Trump's move was "a deep wakeup call for the private sectors and some of us to say, 'Wow, so we have to react.' If we decide not to move and not change our way to produce, to invest, to behave, we will be responsible for billions of victims." — French President Emmanuel Macron
The event, to which Trump was not invited, features a range of new commitments and pledges.
Yes, but: Back in Washington, E&E News reports on White House plans to promote U.S. coal exports and more efficient use of coal in other countries reliant on the fuel.
White House international energy aide George David Banks is leading the "Clean Coal Alliance," which also includes natural gas exports, E&E News says. Per E&E News:
- Formal outreach to other countries hasn't begun, the Trump administration is expected to invite big coal exporters and importers like Australia, Indonesia, China, India, Ukraine, Poland, and Japan and others.

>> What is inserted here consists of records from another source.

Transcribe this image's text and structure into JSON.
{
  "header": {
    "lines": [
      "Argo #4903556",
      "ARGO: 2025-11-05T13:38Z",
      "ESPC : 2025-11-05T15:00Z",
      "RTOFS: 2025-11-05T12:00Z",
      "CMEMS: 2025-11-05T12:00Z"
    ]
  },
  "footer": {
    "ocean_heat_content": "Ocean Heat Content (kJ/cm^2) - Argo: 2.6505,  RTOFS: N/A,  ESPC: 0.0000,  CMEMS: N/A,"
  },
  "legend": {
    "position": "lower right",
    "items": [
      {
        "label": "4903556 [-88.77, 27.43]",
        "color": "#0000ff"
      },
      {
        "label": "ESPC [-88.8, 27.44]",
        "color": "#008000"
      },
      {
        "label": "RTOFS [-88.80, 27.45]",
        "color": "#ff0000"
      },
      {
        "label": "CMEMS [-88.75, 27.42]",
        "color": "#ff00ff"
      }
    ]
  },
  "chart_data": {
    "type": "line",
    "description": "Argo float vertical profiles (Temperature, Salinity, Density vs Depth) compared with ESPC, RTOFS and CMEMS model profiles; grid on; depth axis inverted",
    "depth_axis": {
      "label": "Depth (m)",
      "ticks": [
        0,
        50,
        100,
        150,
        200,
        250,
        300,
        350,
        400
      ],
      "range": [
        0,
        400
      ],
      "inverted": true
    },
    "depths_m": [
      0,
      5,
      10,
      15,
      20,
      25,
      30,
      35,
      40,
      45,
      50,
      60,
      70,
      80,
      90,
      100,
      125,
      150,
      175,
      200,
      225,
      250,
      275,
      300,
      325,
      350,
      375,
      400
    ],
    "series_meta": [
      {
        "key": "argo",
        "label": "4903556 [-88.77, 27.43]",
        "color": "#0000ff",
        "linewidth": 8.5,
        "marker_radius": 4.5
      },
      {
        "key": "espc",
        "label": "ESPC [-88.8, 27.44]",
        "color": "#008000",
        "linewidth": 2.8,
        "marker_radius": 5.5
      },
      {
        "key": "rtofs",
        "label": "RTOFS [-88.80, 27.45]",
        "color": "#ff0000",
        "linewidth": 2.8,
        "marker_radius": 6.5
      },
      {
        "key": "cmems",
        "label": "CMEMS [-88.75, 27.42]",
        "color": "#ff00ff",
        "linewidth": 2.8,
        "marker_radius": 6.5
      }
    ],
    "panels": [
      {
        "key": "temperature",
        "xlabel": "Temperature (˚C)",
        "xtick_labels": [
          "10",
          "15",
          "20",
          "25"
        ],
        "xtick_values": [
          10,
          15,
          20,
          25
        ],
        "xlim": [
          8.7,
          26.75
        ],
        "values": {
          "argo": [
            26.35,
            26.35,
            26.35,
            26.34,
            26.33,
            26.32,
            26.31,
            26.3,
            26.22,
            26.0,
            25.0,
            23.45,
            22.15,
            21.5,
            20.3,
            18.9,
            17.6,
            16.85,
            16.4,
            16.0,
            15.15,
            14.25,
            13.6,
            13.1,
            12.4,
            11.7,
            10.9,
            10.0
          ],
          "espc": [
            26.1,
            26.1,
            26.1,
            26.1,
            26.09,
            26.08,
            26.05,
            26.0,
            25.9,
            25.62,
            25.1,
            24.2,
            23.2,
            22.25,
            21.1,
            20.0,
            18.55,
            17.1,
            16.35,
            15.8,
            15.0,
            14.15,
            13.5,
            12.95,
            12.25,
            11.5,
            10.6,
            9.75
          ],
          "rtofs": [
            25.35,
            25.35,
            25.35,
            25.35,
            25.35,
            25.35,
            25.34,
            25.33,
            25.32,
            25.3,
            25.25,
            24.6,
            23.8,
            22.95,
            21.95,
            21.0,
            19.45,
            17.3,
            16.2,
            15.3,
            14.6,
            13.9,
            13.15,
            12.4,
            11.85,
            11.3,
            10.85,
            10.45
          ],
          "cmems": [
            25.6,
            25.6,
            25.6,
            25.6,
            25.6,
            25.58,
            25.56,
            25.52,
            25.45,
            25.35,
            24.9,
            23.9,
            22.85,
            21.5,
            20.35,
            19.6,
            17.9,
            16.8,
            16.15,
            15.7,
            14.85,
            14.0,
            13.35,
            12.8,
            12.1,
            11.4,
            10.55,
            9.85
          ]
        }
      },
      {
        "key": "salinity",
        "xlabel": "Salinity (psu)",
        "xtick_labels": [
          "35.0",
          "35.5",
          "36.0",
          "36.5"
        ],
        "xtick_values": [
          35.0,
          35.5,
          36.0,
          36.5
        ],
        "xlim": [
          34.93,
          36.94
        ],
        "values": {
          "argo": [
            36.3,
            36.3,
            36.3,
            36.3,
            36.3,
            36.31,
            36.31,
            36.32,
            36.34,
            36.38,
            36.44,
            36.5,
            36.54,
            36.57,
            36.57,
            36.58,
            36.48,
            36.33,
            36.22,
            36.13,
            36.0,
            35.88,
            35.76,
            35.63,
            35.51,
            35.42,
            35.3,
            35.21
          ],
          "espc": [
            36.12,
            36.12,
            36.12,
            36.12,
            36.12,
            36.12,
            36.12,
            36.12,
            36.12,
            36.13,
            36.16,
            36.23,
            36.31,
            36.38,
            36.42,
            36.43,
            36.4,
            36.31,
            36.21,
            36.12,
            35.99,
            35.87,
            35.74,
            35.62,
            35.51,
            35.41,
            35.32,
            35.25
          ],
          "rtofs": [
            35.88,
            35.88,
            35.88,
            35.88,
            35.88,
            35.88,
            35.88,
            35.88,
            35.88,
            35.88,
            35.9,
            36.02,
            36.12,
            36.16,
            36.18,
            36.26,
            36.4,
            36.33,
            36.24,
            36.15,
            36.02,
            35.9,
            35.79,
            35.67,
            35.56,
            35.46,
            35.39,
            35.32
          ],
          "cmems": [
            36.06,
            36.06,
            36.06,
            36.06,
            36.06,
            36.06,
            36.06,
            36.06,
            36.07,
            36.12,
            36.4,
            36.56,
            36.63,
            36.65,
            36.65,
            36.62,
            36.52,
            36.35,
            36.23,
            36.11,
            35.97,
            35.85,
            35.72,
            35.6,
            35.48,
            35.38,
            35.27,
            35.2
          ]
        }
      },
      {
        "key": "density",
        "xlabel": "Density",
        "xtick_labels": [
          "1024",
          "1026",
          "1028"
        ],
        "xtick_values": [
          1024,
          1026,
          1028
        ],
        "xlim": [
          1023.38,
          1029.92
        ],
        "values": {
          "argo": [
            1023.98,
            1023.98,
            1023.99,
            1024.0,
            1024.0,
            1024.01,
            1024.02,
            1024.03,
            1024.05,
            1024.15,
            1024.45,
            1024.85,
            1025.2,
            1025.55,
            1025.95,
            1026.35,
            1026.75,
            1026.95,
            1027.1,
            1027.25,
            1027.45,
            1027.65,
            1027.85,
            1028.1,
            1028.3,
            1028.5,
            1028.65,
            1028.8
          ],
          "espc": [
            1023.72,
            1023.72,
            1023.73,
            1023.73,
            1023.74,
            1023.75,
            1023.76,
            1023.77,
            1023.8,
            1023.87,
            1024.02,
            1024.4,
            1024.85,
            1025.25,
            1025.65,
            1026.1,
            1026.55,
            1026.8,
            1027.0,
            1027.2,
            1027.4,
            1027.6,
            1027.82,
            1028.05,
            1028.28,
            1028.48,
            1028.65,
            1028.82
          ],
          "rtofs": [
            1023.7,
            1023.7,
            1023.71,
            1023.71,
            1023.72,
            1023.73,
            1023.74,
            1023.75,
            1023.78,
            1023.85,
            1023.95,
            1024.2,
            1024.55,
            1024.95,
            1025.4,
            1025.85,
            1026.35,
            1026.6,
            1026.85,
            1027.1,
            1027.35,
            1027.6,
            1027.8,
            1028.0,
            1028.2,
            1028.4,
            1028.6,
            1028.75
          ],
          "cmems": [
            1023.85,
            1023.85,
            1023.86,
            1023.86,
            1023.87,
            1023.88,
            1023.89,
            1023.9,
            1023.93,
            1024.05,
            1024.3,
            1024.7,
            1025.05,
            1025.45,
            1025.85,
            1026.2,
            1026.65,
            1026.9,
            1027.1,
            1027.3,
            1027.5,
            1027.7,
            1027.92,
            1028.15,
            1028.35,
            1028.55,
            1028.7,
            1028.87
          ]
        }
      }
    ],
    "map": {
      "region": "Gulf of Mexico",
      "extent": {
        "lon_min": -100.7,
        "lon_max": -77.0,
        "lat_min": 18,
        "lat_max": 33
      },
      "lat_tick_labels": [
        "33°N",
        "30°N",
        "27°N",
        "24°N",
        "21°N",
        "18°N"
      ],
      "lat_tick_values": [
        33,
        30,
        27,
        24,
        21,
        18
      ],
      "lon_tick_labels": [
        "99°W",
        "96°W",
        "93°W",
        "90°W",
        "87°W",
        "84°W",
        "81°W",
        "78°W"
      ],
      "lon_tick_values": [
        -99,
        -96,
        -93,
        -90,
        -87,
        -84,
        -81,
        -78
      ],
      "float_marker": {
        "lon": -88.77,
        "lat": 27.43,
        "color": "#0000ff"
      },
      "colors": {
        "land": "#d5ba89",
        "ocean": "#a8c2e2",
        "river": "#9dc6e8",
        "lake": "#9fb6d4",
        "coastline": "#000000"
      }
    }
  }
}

- An administration official said, "The U.S. is considering pulling together a group of countries that support using cleaner, more efficient fossil fuels," and the story notes that Banks talked about the effort in a meeting last week with lawmakers and companies including Peabody Energy, FirstEnergy and Arch Coal.
Our thought bubble: The move highlights the contradictory nature of the White House posture on climate — what my colleague Amy Harder calls "Trump's conflicting climate agenda" in this column.
Officials at the highest levels of the Trump administration dispute the scientific consensus that human activities have been the primary driver of global warming for over a half century. But amid the skepticism, a global policy stance of sorts has emerged in international meetings including the recent UN talks in Bonn.
It's one that favors fossil fuels (with a nod to nuclear power too). It justifies the stance by arguing that surging global energy demand dictates that top priorities should be using coal more efficiently, promoting carbon capture development, and natural gas.